We probably don’t mean to, but I’m still surprised at how often I hear people measuring their “happiness” or “success” compared to their neighbor/friend/co-worker. And part of that measurement seems to include money, possessions, even experiences.
Sometimes without meaning to, we start making decisions based on other lives, other expectations, instead of what we really want. Taking this approach overlooks the personal aspect of personal finance. It’s a concept that my friend Tim Maurer came up with: “Personal finance is more personal than it is finance.”
So if it’s really personal, and if it’s our situation and our dreams that matter the most, then what are doing comparing ourselves to anyone else? There’s also the hard reality that we need to take responsibility for our finances.

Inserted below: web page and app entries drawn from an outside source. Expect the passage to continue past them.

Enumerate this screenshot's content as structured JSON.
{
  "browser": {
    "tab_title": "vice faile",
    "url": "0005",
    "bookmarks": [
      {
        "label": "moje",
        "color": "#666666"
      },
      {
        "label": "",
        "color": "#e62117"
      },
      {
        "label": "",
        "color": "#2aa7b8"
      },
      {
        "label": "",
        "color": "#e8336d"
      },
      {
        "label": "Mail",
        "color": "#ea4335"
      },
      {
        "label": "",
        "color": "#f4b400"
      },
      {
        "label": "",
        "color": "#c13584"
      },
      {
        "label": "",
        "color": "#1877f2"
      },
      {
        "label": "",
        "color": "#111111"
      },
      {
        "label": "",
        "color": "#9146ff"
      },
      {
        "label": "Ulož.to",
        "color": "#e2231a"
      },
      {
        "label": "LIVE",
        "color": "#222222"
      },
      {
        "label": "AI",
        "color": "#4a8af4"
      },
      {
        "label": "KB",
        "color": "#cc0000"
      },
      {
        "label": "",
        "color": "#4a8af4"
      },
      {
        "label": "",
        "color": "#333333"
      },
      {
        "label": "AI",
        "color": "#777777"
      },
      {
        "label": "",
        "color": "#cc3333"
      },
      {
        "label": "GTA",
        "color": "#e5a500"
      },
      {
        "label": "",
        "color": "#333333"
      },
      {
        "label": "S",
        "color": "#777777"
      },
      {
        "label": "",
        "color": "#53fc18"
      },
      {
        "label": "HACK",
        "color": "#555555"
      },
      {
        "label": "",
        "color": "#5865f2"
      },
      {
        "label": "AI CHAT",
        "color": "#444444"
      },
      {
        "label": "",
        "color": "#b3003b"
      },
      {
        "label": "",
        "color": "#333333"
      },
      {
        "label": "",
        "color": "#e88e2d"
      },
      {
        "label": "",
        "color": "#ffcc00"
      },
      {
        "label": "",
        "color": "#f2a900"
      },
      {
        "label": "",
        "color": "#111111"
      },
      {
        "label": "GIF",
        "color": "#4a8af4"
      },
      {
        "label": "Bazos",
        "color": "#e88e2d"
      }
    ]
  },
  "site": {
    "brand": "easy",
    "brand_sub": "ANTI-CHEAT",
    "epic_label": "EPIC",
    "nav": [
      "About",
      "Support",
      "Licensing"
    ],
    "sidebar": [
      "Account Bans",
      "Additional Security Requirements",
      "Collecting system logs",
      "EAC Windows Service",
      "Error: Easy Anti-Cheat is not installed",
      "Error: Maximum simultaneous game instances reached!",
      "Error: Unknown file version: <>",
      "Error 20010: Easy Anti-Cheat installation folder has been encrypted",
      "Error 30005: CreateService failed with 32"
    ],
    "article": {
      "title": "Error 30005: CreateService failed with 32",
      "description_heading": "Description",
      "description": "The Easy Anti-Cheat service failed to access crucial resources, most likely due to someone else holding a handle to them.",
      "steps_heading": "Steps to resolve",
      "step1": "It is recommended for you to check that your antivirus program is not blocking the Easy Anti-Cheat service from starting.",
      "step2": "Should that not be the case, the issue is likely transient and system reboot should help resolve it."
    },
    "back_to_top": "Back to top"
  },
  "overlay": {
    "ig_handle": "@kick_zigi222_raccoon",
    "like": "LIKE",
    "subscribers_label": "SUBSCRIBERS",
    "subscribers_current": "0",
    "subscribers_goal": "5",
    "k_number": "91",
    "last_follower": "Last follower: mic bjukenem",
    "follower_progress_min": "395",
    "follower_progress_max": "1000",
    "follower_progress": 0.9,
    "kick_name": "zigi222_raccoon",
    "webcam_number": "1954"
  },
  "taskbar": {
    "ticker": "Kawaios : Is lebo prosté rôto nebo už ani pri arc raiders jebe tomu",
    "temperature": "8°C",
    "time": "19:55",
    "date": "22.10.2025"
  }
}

We may partner with someone else to help us with the complicated stuff, but we’re ultimately responsible for that final decision.
There’s no guarantee that what matters most to you will matter as much to anyone else. That’s why it’s so important to carefully review financial advice to make sure it fits you.
If you want to retire at 50, then your neighbor’s advice to buy a second home as an investment, may not be best for you. If you want to help your kids pay for college, then it may not be the best idea to spend thousands of dollars sending them to sports camps instead of saving money in a 529 plan.
Now there may be individual situations where a second home and sports camps make perfect sense. However, don’t assume that it will work for you, too, without considering your personal situation.